Ken Schienbein may be just one area business owner who is glad the Twins are not in the World Series this week.
Schienbein's new restaurant has been doing well in the fall season. But he said there was a noticeable drop during the baseball playoffs.
"I think the only thing that really hurt us has been the Twins game," Schienbein said. "Other than that it's been pretty solid. We're just trying to create a friendly family aspect. We're focusing on service and enthusiasm and getting to know the customers."
The restaurant north of Brainerd has a decidedly Western feel to it from the longhorns mounted on the wall to the sculpture of a cowboy with a saddle. Latigos Restaurant and Steakhouse opened in August on Highway 371 North near Brainerd International Raceway. Schienbein owns and operates the restaurant.
Schienbein worked at an area franchise restaurant for 20 years before he said corporate headaches led to a dream of owning his own restaurant.
In doing so he combined his other interests of raising quarter horses and Texas longhorns.
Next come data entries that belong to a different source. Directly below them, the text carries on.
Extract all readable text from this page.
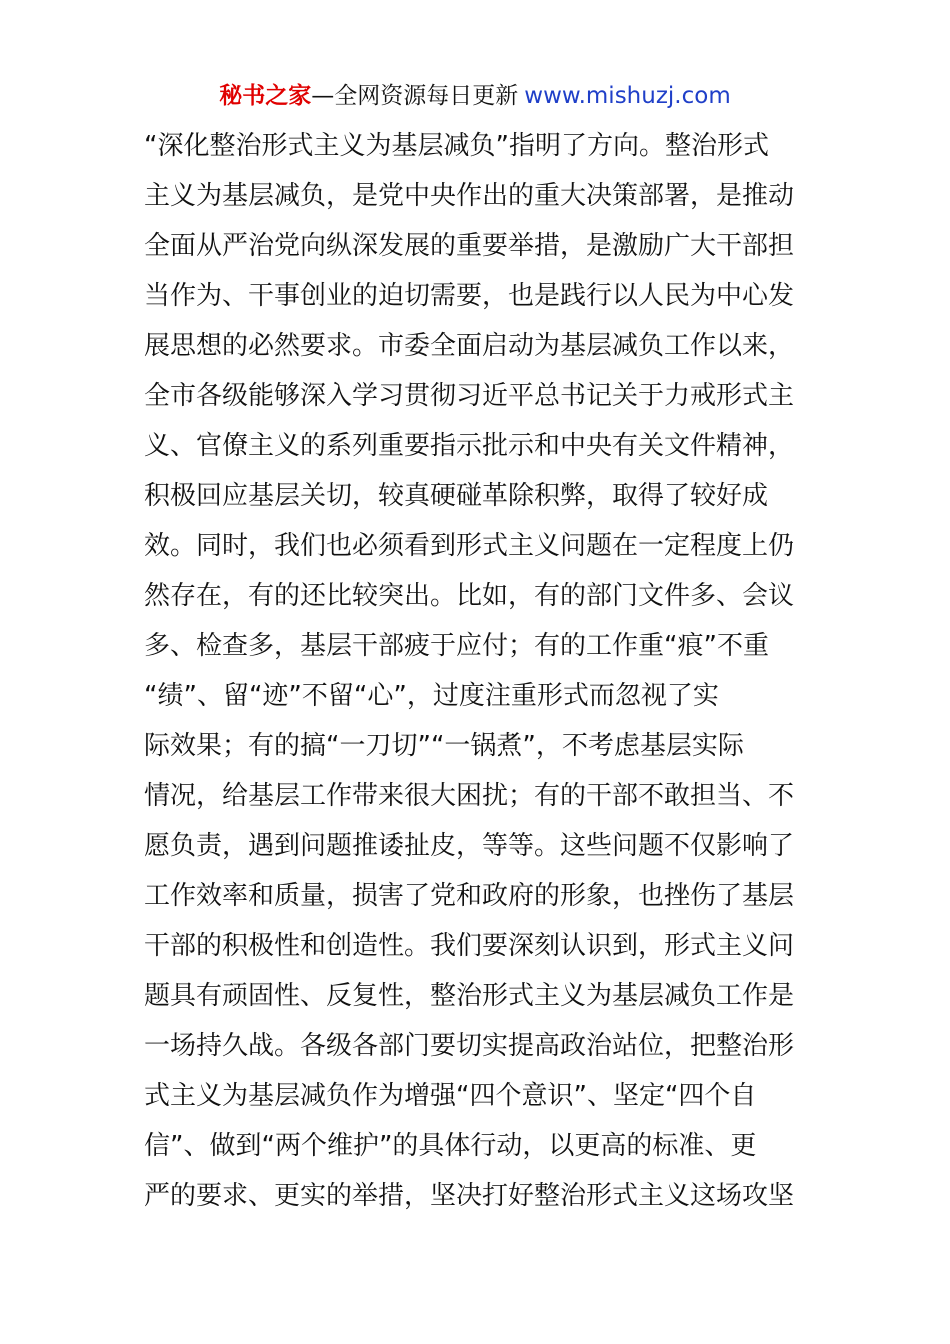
秘书之家—全网资源每日更新 www.mishuzj.com
“深化整治形式主义为基层减负”指明了方向。整治形式
主义为基层减负，是党中央作出的重大决策部署，是推动
全面从严治党向纵深发展的重要举措，是激励广大干部担
当作为、干事创业的迫切需要，也是践行以人民为中心发
展思想的必然要求。市委全面启动为基层减负工作以来，
全市各级能够深入学习贯彻习近平总书记关于力戒形式主
义、官僚主义的系列重要指示批示和中央有关文件精神，
积极回应基层关切，较真硬碰革除积弊，取得了较好成
效。同时，我们也必须看到形式主义问题在一定程度上仍
然存在，有的还比较突出。比如，有的部门文件多、会议
多、检查多，基层干部疲于应付；有的工作重“痕”不重
“绩”、留“迹”不留“心”，过度注重形式而忽视了实
际效果；有的搞“一刀切”“一锅煮”，不考虑基层实际
情况，给基层工作带来很大困扰；有的干部不敢担当、不
愿负责，遇到问题推诿扯皮，等等。这些问题不仅影响了
工作效率和质量，损害了党和政府的形象，也挫伤了基层
干部的积极性和创造性。我们要深刻认识到，形式主义问
题具有顽固性、反复性，整治形式主义为基层减负工作是
一场持久战。各级各部门要切实提高政治站位，把整治形
式主义为基层减负作为增强“四个意识”、坚定“四个自
信”、做到“两个维护”的具体行动，以更高的标准、更
严的要求、更实的举措，坚决打好整治形式主义这场攻坚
Deli Lane in the Raceway 66 convenience store next to Latigos Restaurant and Steakhouse will expand its food options with a sandwich deli and bakery, with an eye toward holiday pie sales. The additions should be completed in about three weeks.
Schienbein said he wanted to tie his personal life into the restaurant's theme. A friend made a display to help explain the name to guests. Latigo is used as the name for a strap that secures a saddle to a horse by use of a specialized knot to tighten the girth or cinch under the horse's belly. It is often called a cinch strap. Latigos is actually Spanish for whip or lash.
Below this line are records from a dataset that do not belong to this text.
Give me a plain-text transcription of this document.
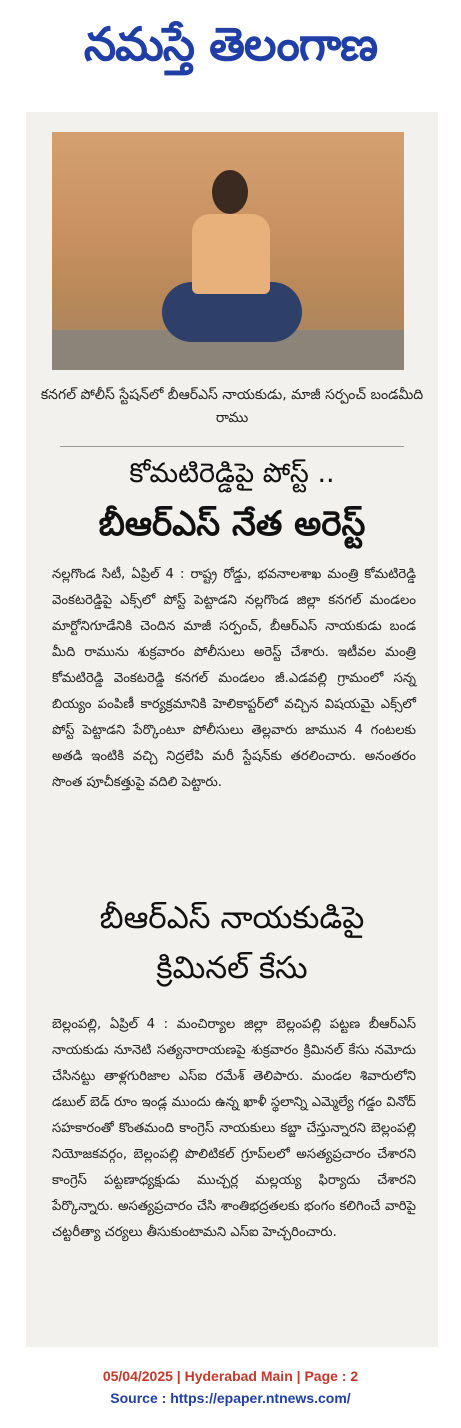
నమస్తే తెలంగాణ
కనగల్ పోలీస్ స్టేషన్‌లో బీఆర్ఎస్ నాయకుడు, మాజీ సర్పంచ్ బండమీది రాము
కోమటిరెడ్డిపై పోస్ట్ ..
బీఆర్ఎస్ నేత అరెస్ట్
నల్లగొండ సిటీ, ఏప్రిల్ 4 : రాష్ట్ర రోడ్డు, భవనాలశాఖ మంత్రి కోమటిరెడ్డి వెంకటరెడ్డిపై ఎక్స్‌లో పోస్ట్ పెట్టాడని నల్లగొండ జిల్లా కనగల్ మండలం మార్టోనిగూడేనికి చెందిన మాజీ సర్పంచ్, బీఆర్ఎస్ నాయకుడు బండ మీది రామును శుక్రవారం పోలీసులు అరెస్ట్ చేశారు. ఇటీవల మంత్రి కోమటిరెడ్డి వెంకటరెడ్డి కనగల్ మండలం జీ.ఎడవల్లి గ్రామంలో సన్న బియ్యం పంపిణీ కార్యక్రమానికి హెలికాప్టర్‌లో వచ్చిన విషయమై ఎక్స్‌లో పోస్ట్ పెట్టాడని పేర్కొంటూ పోలీసులు తెల్లవారు జామున 4 గంటలకు అతడి ఇంటికి వచ్చి నిద్రలేపి మరీ స్టేషన్‌కు తరలించారు. అనంతరం సొంత పూచీకత్తుపై వదిలి పెట్టారు.
బీఆర్ఎస్ నాయకుడిపై
క్రిమినల్ కేసు
బెల్లంపల్లి, ఏప్రిల్ 4 : మంచిర్యాల జిల్లా బెల్లంపల్లి పట్టణ బీఆర్ఎస్ నాయకుడు నూనెటి సత్యనారాయణపై శుక్రవారం క్రిమినల్ కేసు నమోదు చేసినట్టు తాళ్లగురిజాల ఎస్ఐ రమేశ్ తెలిపారు. మండల శివారులోని డబుల్ బెడ్ రూం ఇండ్ల ముందు ఉన్న ఖాళీ స్థలాన్ని ఎమ్మెల్యే గడ్డం వినోద్ సహకారంతో కొంతమంది కాంగ్రెస్ నాయకులు కబ్జా చేస్తున్నారని బెల్లంపల్లి నియోజకవర్గం, బెల్లంపల్లి పొలిటికల్ గ్రూప్‌లలో అసత్యప్రచారం చేశారని కాంగ్రెస్ పట్టణాధ్యక్షుడు ముచ్చర్ల మల్లయ్య ఫిర్యాదు చేశారని పేర్కొన్నారు. అసత్యప్రచారం చేసి శాంతిభద్రతలకు భంగం కలిగించే వారిపై చట్టరీత్యా చర్యలు తీసుకుంటామని ఎస్ఐ హెచ్చరించారు.
05/04/2025 | Hyderabad Main | Page : 2
Source : https://epaper.ntnews.com/
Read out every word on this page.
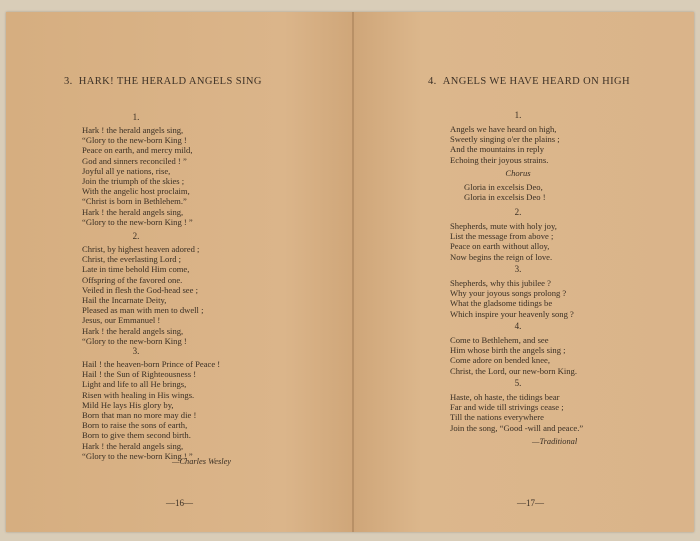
3. HARK! THE HERALD ANGELS SING
1.
Hark ! the herald angels sing,
“Glory to the new-born King !
Peace on earth, and mercy mild,
God and sinners reconciled ! ”
Joyful all ye nations, rise,
Join the triumph of the skies ;
With the angelic host proclaim,
“Christ is born in Bethlehem.”
Hark ! the herald angels sing,
“Glory to the new-born King ! ”
2.
Christ, by highest heaven adored ;
Christ, the everlasting Lord ;
Late in time behold Him come,
Offspring of the favored one.
Veiled in flesh the God-head see ;
Hail the Incarnate Deity,
Pleased as man with men to dwell ;
Jesus, our Emmanuel !
Hark ! the herald angels sing,
“Glory to the new-born King !
3.
Hail ! the heaven-born Prince of Peace !
Hail ! the Sun of Righteousness !
Light and life to all He brings,
Risen with healing in His wings.
Mild He lays His glory by,
Born that man no more may die !
Born to raise the sons of earth,
Born to give them second birth.
Hark ! the herald angels sing,
“Glory to the new-born King ! ”
—Charles Wesley
—16—
4. ANGELS WE HAVE HEARD ON HIGH
1.
Angels we have heard on high,
Sweetly singing o'er the plains ;
And the mountains in reply
Echoing their joyous strains.
Chorus
Gloria in excelsis Deo,
Gloria in excelsis Deo !
2.
Shepherds, mute with holy joy,
List the message from above ;
Peace on earth without alloy,
Now begins the reign of love.
3.
Shepherds, why this jubilee ?
Why your joyous songs prolong ?
What the gladsome tidings be
Which inspire your heavenly song ?
4.
Come to Bethlehem, and see
Him whose birth the angels sing ;
Come adore on bended knee,
Christ, the Lord, our new-born King.
5.
Haste, oh haste, the tidings bear
Far and wide till strivings cease ;
Till the nations everywhere
Join the song, “Good -will and peace.”
—Traditional
—17—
The restaurant's name has a few people confounded on how to pronounce the word. It may be easiest just to say it is not pronounced La-tee-go.
Schienbein said he focused on the steakhouse idea with Angus steak in porter, ribeye, filet and sirloin cuts because whenever he wanted a good steak he had to go home to cook it. But he said the restaurant is not limited to steaks.
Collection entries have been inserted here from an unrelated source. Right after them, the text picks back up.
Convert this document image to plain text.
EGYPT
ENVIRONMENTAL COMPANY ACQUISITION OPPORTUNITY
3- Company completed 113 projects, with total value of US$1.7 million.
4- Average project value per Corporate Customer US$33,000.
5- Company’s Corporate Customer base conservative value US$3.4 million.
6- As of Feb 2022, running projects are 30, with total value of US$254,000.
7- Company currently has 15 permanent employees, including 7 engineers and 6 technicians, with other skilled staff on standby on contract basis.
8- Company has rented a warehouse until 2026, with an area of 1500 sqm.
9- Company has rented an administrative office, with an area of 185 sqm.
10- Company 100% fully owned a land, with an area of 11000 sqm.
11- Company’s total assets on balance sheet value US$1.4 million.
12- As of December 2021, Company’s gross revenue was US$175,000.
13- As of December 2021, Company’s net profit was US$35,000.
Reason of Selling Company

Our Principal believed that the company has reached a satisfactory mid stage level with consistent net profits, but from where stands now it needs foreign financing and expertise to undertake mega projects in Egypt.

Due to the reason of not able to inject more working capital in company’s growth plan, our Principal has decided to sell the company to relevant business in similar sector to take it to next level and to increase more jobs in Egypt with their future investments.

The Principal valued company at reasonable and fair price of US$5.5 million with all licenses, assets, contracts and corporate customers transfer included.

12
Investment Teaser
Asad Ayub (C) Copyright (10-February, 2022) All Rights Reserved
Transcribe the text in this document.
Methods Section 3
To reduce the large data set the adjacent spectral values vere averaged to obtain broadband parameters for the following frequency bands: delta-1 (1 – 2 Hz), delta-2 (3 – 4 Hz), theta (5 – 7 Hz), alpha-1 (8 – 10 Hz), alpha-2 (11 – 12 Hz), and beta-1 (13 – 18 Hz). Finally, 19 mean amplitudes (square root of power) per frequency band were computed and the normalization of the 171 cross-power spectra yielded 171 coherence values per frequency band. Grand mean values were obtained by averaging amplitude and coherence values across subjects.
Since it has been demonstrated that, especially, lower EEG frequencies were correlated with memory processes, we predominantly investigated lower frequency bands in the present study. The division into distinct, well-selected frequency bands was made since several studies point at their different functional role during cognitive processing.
"I bet we've sold more liver and onions than anything," he said.
Also on the menu are barbecue ribs, fish, seafood and pasta. Open for breakfast, lunch and dinner, the restaurant seats 96, including a side room for groups that can accommodate 30 to 35 people. Schienbein said he is booking groups for holiday parties and corporate meetings. The restaurant also caters and handled an group of 1,200 this summer.
With the new location, Schienbein was able to look at the restaurant's layout and design. He said the setting allows for efficiency in how food is handled and the kitchen is user friendly.
Linda Forcier (left), Raceway 66 convenience store manager, and Ken Schienbein, Latigos Restaurant and Steakhouse owner, recently talked about the newly opened restaurant and about plans for additions to the convenience store deli area. Forcier and Schienbein will be operating the convenience store deli. (Dispatch Photos by Renee Richardson)
Latigos employees about 15 people. Schienbein said one of the keys has been employees with 10 to 15 years experience in the industry.
Even with the location next to the raceway and along a busy highway, Schienbein said 90 percent of his business comes from area residents. A residential area around Green Gables Road and the surrounding areas create its own neighborhood location.
And Schienbein wanted to emphasize the restaurant is not owned by the raceway's owner. Schienbein is also taking over operations of the next door Raceway 66 convenience store, which is owned by BIR. He said the key manager in the store is Linda Forcier and they have a free hand in operations from the ownership. Schienbein said he sees the Raceway 66 as a complement to his restaurant and Forcier wanted to create something that would let the store stand out from the multitude of convenience stores in the area.
Changes in the convenience store include adding a sandwich deli and bakery to the existing Deli Lane area of the store. Additions to the basic clubs and ham and cheese include specialty sandwiches such as sweet and sour pork, pesto chicken salad, Mediterranean tuna and roast pork with apple butter and caramelized onions.
"We want to feature some fancy ones just to see if they work or not -- they sound good," Schienbein said.
The sandwich deli will also include meats and breads so customers can come in and take out so they make their own sandwiches. And breakfast sandwiches are included along with other offerings of pizza and hamburgers. The bakery side includes cookies, muffins, doughnuts and pies.
The convenience store is also adding video and DVD rentals in the next two weeks.
At the restaurant, Schienbein said people are beginning to realize the restaurant has more than dinner steaks and the Sunday breakfast and lunch traffic is getting busier.